Jesus had compassion on the crowds, on the sick man, on the grieving sisters, and he chose to act in love because He understood true love. We can have compassion on the grieving. We can act in love because we have a perfect example of ultimate love. 

It is a commandment, but it is also a choice.


And lest we forget, there is also great freedom in the Gospel. 
We are, in fact, free to run and hide from the hard realities around us. We are also free to love the unlovable, knowing that our feelings may get hurt, our phone calls may go unanswered and there may never be a 'thank you' uttered for our efforts. We are free to live in a bubble, never venturing outside our comfort zone. 
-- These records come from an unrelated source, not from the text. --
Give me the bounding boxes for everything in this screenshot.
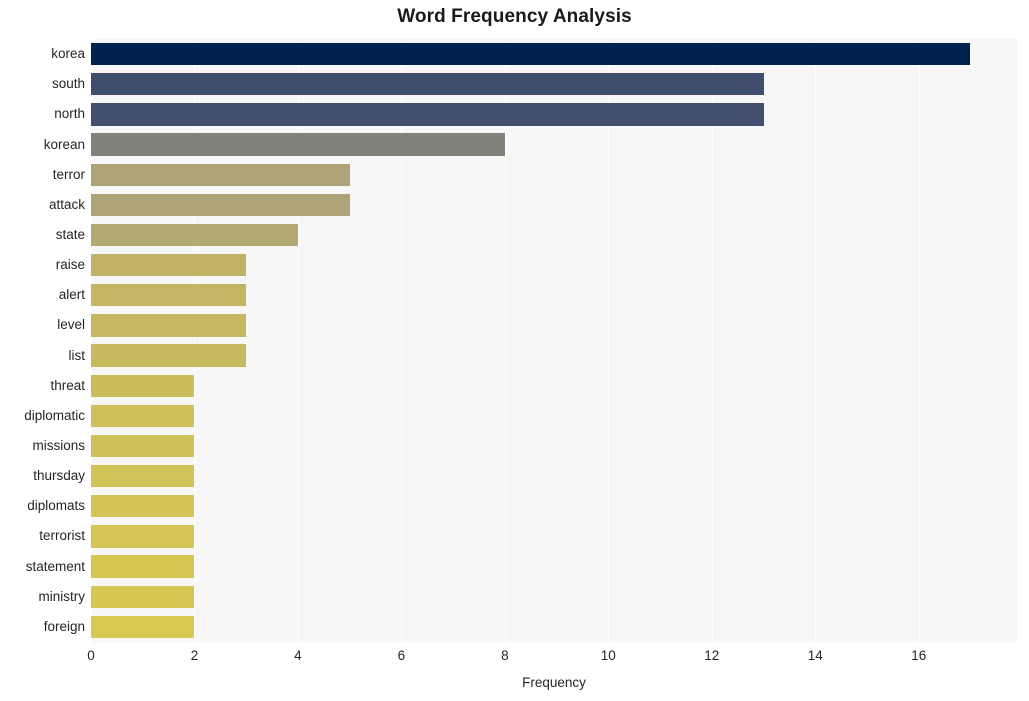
bar[interactable] xyxy=(91,585,195,608)
y-axis-label: missions xyxy=(32,438,85,454)
bar-row[interactable] xyxy=(91,133,1017,156)
bar-row[interactable] xyxy=(91,525,1017,548)
bar[interactable] xyxy=(91,133,505,156)
bar-row[interactable] xyxy=(91,163,1017,186)
bar[interactable] xyxy=(91,404,195,428)
bar[interactable] xyxy=(91,284,247,307)
chart-title: Word Frequency Analysis xyxy=(397,6,632,27)
bar[interactable] xyxy=(91,615,195,639)
bar-row[interactable] xyxy=(91,555,1017,578)
bar[interactable] xyxy=(91,103,764,126)
bar[interactable] xyxy=(91,73,764,96)
bar[interactable] xyxy=(91,163,350,186)
bar-row[interactable] xyxy=(91,374,1017,397)
bar-row[interactable] xyxy=(91,73,1017,96)
bar-row[interactable] xyxy=(91,314,1017,337)
y-axis-label: alert xyxy=(58,287,85,303)
x-tick-label: 4 xyxy=(294,648,302,663)
y-axis-label: north xyxy=(54,106,85,122)
bar[interactable] xyxy=(91,465,195,488)
bar-row[interactable] xyxy=(91,495,1017,518)
bar-row[interactable] xyxy=(91,253,1017,277)
y-axis-label: diplomats xyxy=(27,498,85,514)
bar[interactable] xyxy=(91,434,195,458)
bar-row[interactable] xyxy=(91,465,1017,488)
x-tick-label: 16 xyxy=(911,648,927,663)
bar[interactable] xyxy=(91,42,971,66)
bar-row[interactable] xyxy=(91,585,1017,608)
y-axis-labels: korea south north korean terror attack state ra… xyxy=(0,39,85,642)
x-tick-label: 14 xyxy=(807,648,823,663)
y-axis-label: raise xyxy=(55,257,85,273)
x-tick-label: 0 xyxy=(87,648,95,663)
bar-row[interactable] xyxy=(91,344,1017,367)
y-axis-label: level xyxy=(57,317,85,333)
bar[interactable] xyxy=(91,193,350,216)
x-axis-tick-labels: 0 2 4 6 8 10 12 14 16 xyxy=(0,648,1029,670)
y-axis-label: korean xyxy=(43,136,85,152)
y-axis-label: state xyxy=(55,226,85,242)
bars-layer xyxy=(91,39,1017,642)
y-axis-label: foreign xyxy=(43,618,85,634)
y-axis-label: south xyxy=(51,76,85,92)
bar-row[interactable] xyxy=(91,404,1017,428)
y-axis-label: terrorist xyxy=(39,528,85,544)
bar[interactable] xyxy=(91,253,247,277)
y-axis-label: statement xyxy=(25,558,85,574)
y-axis-label: attack xyxy=(48,196,85,212)
bar-row[interactable] xyxy=(91,615,1017,639)
x-tick-label: 10 xyxy=(600,648,616,663)
bar[interactable] xyxy=(91,374,195,397)
y-axis-label: diplomatic xyxy=(24,407,85,423)
y-axis-label: thursday xyxy=(33,468,85,484)
bar-row[interactable] xyxy=(91,223,1017,247)
bar[interactable] xyxy=(91,344,247,367)
x-axis-title: Frequency xyxy=(522,675,586,690)
y-axis-label: korea xyxy=(51,46,85,62)
x-tick-label: 8 xyxy=(501,648,509,663)
x-tick-label: 12 xyxy=(704,648,720,663)
word-frequency-chart: Word Frequency Analysis korea south north k… xyxy=(0,0,1029,701)
y-axis-label: list xyxy=(68,347,86,363)
bar[interactable] xyxy=(91,555,195,578)
y-axis-label: terror xyxy=(52,166,85,182)
bar[interactable] xyxy=(91,314,247,337)
bar-row[interactable] xyxy=(91,42,1017,66)
y-axis-label: ministry xyxy=(38,588,86,604)
x-tick-label: 6 xyxy=(397,648,406,663)
bar[interactable] xyxy=(91,495,195,518)
x-tick-label: 2 xyxy=(190,648,199,663)
bar-row[interactable] xyxy=(91,284,1017,307)
bar-row[interactable] xyxy=(91,103,1017,126)
plot-area xyxy=(91,39,1017,642)
bar-row[interactable] xyxy=(91,193,1017,216)
bar[interactable] xyxy=(91,525,195,548)
bar-row[interactable] xyxy=(91,434,1017,458)
bar[interactable] xyxy=(91,223,298,247)
y-axis-label: threat xyxy=(50,377,85,393)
But we are also free to serve, understanding that we may be a causality. 
We are free to love and serve because we have been loved with wild abandon. 

7 comments:

Katie said...

Ebe this is beautiful! I haven't commented in a while but I'm still reading and just wanted to thank you for this message about love!

Kelly said...

I always love to read what you write.

Sara said...

Ebe,
Ohhh I could relate to a lot of what you said in that post. I struggle with that too now as I think of the possibility of losing Samuel... what would I do, how would I react and interact with people. It is sort of this fear looming underneath all the worry!
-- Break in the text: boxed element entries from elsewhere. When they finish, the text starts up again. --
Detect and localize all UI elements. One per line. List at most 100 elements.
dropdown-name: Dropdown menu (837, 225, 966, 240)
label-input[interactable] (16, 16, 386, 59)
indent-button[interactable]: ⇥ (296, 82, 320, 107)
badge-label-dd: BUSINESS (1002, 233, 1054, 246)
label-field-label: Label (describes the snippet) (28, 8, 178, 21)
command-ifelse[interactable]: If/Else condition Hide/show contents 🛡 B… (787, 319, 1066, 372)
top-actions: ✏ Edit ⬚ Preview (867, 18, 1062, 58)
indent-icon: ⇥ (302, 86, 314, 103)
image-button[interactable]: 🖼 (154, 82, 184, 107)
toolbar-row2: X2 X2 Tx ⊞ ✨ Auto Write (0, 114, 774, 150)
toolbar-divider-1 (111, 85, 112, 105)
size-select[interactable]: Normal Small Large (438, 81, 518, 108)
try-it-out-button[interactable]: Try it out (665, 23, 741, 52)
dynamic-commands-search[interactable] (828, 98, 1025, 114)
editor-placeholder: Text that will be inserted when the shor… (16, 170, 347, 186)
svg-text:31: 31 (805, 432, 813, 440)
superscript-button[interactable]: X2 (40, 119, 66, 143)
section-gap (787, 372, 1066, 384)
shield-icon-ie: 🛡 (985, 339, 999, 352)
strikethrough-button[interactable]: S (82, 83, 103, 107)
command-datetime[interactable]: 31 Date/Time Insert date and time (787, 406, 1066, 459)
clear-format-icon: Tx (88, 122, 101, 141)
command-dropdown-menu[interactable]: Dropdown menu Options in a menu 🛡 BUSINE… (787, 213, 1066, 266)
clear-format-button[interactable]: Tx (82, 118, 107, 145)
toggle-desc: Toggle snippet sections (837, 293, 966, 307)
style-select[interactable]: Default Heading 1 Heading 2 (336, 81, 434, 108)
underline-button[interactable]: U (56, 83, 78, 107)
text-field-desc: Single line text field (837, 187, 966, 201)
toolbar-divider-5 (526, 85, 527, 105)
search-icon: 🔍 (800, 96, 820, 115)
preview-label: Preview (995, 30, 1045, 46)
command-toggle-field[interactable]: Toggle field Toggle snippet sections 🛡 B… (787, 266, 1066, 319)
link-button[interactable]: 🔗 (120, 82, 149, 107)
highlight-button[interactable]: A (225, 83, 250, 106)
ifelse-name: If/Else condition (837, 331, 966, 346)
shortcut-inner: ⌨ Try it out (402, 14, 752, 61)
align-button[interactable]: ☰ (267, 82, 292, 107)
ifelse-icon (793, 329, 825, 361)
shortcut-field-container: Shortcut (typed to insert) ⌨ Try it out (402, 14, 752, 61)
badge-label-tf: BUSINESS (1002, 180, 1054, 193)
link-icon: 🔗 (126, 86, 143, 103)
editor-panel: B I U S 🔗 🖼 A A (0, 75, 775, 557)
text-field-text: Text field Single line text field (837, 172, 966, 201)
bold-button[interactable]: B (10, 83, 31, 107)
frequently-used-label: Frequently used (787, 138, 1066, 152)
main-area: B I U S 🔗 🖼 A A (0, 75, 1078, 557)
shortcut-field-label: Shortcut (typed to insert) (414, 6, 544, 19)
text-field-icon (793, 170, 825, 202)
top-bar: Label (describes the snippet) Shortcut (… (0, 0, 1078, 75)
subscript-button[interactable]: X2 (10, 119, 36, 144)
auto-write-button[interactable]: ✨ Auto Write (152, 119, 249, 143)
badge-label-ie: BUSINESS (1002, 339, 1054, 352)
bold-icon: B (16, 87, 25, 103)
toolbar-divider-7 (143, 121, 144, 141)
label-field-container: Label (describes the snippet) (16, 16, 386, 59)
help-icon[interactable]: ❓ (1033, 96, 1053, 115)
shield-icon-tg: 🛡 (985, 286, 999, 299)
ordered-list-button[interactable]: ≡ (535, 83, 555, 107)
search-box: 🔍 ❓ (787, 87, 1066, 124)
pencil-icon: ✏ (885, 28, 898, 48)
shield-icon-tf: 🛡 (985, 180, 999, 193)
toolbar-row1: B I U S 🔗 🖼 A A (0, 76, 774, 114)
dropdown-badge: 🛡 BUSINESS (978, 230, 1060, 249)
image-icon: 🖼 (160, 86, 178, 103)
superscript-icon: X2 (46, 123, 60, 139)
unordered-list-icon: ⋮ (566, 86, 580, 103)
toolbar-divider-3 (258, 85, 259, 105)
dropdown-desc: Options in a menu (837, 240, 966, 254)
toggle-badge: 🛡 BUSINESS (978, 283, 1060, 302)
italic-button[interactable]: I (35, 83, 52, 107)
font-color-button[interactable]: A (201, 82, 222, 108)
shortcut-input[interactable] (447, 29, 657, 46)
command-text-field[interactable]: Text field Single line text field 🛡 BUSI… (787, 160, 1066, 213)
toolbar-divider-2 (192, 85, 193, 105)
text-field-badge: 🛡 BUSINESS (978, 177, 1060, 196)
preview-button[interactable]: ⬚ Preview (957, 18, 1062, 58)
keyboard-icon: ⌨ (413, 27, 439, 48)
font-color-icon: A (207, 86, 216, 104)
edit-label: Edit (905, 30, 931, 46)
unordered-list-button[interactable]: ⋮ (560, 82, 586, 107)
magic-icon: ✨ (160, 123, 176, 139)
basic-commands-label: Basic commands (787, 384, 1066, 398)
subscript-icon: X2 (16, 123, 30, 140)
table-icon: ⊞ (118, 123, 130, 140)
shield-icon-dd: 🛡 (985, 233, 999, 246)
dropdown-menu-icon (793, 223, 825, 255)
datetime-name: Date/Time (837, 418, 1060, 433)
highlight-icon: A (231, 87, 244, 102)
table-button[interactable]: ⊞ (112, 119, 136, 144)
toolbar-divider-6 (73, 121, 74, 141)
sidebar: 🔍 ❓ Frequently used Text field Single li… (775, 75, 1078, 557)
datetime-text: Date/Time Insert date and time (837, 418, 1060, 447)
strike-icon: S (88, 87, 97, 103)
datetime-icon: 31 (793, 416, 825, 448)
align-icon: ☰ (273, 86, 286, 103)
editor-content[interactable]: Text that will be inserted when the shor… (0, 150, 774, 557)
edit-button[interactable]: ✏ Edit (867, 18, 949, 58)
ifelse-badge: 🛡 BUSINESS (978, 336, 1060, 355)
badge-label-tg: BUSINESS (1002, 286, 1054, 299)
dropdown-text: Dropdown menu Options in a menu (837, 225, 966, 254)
Ebe, thanks for sharing from your heart! Love you friend!
Sara

Open Air said...

Wow. That's it exactly! The part where you described the grieving person--hard to love, defensive, withdrawn..well, that's exactly how I've been feeling about myself lately. You just put it into words so eloquently.
Oh, and about the book, I think you definitely should write it. I think this post is case in point!
Thanks for sharing!
And for helping me feel less alone and crazy! :)

((Hugs!))

Malou's Mama said...

Wow, this is a really powerful post. I am going to remember it.

Miranda said...

Ebe,

This is so true but not just of grief of the death of a loved one. It true of anyone who has been and is going through a great deal of pain or disappointment in life. Grief is pain and disappointment. We are grieving the death of our babies because we have lost them and we miss them so but we are also grieving the disappointment of losing our hopes and dreams with them. I have come to find that death is not the only grief we can experience. There is grief of a life that we feel we have been robbed from. Grief in lost relationships, bad childhoods and broken families. There are many people hurting in the same way that we hurt from losing our babies.

It IS hard to love these people. I am one of them too. Having experienced more than one type of grief, I think we should look to give grace to others who may be grieving just the same as we are but in different ways.

Love,
Miranda

Cecilia said...

Yes. I don't often comment because I don't usually have more to add, but I had to say that you put words to a lot of the emotions that came with my grief.